Dalam karya penulis dan dramawan Soviet Rusia M. Bulgakov. "Telur Fatal" paling mencerminkan konsekuensi dari sikap ceroboh terhadap kekuatan sains. Seorang ahli zoologi yang brilian dan eksentrik, Profesor Persikov, secara tidak sengaja membiakkan reptil raksasa yang mengancam peradaban, bukannya ayam besar. Ibu kota, serta seluruh negara, berada dalam kepanikan. Ketika tampaknya tidak akan ada keselamatan, cuaca beku yang parah menurut standar Agustus tiba-tiba turun - minus 18 derajat. Dan reptil, yang tidak mampu menahannya, mati.

Sejak kecil, kita semua tahu tentang keinginan Lomonosov untuk menjadi melek huruf.

Ketika kita membaca beberapa detail dari kehidupan dewasa dari kepribadian yang luar biasa ini, menjadi jelas bagi kita betapa jauh lebih sulitnya bagi Lomonosov untuk mengatasi semua hambatan dalam perjalanan pembelajaran dibandingkan dengan zaman kita.

Lomonosov diajari melek huruf oleh diakon gereja lokal. Kemudian Lomonosov membantu sesama penduduk desa dalam menyusun surat bisnis dan petisi, serta menulis surat. Kesadaran akan perlunya “sains” dan pengetahuan muncul dalam dirinya sejak dini. “Gerbang pembelajaran”, dalam kata-katanya sendiri, baginya adalah buku-buku yang diperolehnya dari suatu tempat: “Grammar” oleh Meletiy Smotritsky, “Arithmetic” oleh L. F. Magnitsky, “Rhyming Psalter” oleh Simeon dari Polotsk. Pada usia empat belas tahun, Pomor muda menulis dengan kompeten dan jelas.

Orang selalu ingin tahu lebih banyak. Dan tidak hanya lebih, tapi lebih baik: mengetahui dan tidak membuat kesalahan.
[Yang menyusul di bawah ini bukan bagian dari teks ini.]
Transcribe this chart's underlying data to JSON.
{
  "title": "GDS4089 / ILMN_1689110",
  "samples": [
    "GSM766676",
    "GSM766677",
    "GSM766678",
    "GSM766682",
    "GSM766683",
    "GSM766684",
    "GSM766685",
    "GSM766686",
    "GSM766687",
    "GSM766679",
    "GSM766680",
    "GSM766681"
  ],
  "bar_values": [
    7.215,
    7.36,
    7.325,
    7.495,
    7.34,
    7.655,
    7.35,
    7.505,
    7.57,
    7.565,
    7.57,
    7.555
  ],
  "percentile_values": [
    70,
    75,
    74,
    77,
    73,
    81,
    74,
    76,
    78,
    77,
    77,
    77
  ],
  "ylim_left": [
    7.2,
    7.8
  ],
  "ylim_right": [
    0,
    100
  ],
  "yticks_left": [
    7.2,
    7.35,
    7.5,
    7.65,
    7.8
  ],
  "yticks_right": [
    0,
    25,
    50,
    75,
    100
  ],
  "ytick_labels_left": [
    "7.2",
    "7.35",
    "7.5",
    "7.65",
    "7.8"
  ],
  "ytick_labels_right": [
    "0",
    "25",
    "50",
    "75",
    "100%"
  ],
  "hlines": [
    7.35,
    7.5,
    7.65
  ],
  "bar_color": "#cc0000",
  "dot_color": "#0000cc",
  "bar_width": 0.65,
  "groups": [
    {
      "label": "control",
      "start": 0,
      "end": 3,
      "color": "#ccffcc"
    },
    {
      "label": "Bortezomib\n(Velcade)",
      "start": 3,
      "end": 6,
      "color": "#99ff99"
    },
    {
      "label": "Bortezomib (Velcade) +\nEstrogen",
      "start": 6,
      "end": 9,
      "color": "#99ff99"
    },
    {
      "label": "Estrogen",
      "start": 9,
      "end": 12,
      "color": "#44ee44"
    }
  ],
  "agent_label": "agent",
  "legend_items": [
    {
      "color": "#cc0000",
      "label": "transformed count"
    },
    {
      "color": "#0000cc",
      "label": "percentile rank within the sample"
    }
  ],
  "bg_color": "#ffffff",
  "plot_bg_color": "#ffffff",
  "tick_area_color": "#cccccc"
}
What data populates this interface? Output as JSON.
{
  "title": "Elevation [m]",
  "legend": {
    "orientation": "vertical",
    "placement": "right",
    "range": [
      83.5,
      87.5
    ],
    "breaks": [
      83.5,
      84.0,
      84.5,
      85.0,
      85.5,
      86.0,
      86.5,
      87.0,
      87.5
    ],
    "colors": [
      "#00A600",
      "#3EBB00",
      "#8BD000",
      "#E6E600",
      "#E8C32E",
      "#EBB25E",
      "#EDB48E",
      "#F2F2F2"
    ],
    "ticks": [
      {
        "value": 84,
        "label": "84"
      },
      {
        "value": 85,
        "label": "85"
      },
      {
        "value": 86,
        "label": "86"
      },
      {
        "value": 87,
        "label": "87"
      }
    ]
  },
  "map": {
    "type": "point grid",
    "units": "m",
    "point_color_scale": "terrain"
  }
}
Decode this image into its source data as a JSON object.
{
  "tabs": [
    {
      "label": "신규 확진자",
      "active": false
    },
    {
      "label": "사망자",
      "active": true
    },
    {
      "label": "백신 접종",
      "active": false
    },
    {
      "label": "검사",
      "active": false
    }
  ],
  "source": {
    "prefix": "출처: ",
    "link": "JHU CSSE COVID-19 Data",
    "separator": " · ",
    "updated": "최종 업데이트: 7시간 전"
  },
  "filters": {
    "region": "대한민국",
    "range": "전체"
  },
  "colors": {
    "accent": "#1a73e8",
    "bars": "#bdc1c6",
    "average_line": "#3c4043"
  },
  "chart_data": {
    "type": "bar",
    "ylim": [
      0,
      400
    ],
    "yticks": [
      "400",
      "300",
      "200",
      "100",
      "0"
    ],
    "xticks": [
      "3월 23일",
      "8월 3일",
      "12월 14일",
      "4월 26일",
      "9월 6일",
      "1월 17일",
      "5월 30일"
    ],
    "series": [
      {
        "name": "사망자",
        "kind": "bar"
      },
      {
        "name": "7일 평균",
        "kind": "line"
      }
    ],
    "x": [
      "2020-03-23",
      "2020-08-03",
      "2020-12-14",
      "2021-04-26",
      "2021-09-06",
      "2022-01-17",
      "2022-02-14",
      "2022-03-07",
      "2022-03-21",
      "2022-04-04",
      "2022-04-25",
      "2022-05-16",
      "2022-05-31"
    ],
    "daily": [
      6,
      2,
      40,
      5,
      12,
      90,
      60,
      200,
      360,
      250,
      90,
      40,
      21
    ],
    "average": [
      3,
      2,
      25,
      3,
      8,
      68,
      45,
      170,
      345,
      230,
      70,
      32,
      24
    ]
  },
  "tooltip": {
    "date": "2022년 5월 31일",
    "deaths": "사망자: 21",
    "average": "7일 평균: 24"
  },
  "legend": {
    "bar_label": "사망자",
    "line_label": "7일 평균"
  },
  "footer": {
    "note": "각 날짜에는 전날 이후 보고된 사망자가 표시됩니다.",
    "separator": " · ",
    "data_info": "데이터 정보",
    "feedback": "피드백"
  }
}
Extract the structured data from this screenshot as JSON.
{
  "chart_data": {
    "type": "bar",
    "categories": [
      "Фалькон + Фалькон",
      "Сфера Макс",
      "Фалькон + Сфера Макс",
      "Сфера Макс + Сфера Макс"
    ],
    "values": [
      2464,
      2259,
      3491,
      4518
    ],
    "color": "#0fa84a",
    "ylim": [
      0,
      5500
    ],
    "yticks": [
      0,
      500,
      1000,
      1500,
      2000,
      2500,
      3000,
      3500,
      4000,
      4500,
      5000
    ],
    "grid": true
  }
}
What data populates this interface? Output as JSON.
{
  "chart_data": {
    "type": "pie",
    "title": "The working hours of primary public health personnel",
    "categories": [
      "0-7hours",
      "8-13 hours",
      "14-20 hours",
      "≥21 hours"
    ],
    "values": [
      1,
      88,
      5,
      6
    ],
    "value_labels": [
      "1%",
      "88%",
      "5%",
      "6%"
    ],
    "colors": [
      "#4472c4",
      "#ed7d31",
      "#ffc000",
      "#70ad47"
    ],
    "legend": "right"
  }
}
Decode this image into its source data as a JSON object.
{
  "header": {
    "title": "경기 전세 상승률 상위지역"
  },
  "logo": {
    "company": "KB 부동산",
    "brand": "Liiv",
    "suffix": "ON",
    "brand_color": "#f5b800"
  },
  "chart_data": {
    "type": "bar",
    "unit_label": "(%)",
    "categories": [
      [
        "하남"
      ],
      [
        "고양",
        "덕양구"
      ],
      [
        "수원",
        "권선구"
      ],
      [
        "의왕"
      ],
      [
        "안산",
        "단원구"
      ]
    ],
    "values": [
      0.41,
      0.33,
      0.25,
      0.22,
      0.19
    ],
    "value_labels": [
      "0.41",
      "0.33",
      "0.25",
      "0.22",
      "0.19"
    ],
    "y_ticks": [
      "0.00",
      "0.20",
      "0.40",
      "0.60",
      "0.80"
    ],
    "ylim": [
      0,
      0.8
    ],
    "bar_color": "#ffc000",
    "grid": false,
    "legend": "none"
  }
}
Pengetahuan adalah sains. Dan memikirkan keandalan pengetahuan sudah merupakan filsafat. Pada permulaan filsafat Eropa ada tiga orang Yunani kuno: Socrates, murid Socrates, Plato, dan murid Plato, Aristoteles. Tentu saja, mereka punya pendahulu. Aristoteles belajar dengan Plato selama dua puluh tahun. Dia adalah murid yang baik. Konon Plato pernah memberikan ceramah tentang keabadian jiwa. Ceramahnya begitu sulit sehingga para siswa, tanpa selesai mendengarkan, satu demi satu bangkit dan pergi. Ketika Plato menyelesaikan ceramahnya, hanya Aristoteles yang duduk di depannya. Namun semakin lama Aristoteles mendengarkan Plato, semakin dia tidak setuju dengan apa yang didengarnya. Dan ketika Plato meninggal, Aristoteles berkata: “Plato adalah temanku, tetapi kebenaran lebih berharga,” meninggalkan sekolah Plato dan memulai sekolahnya sendiri.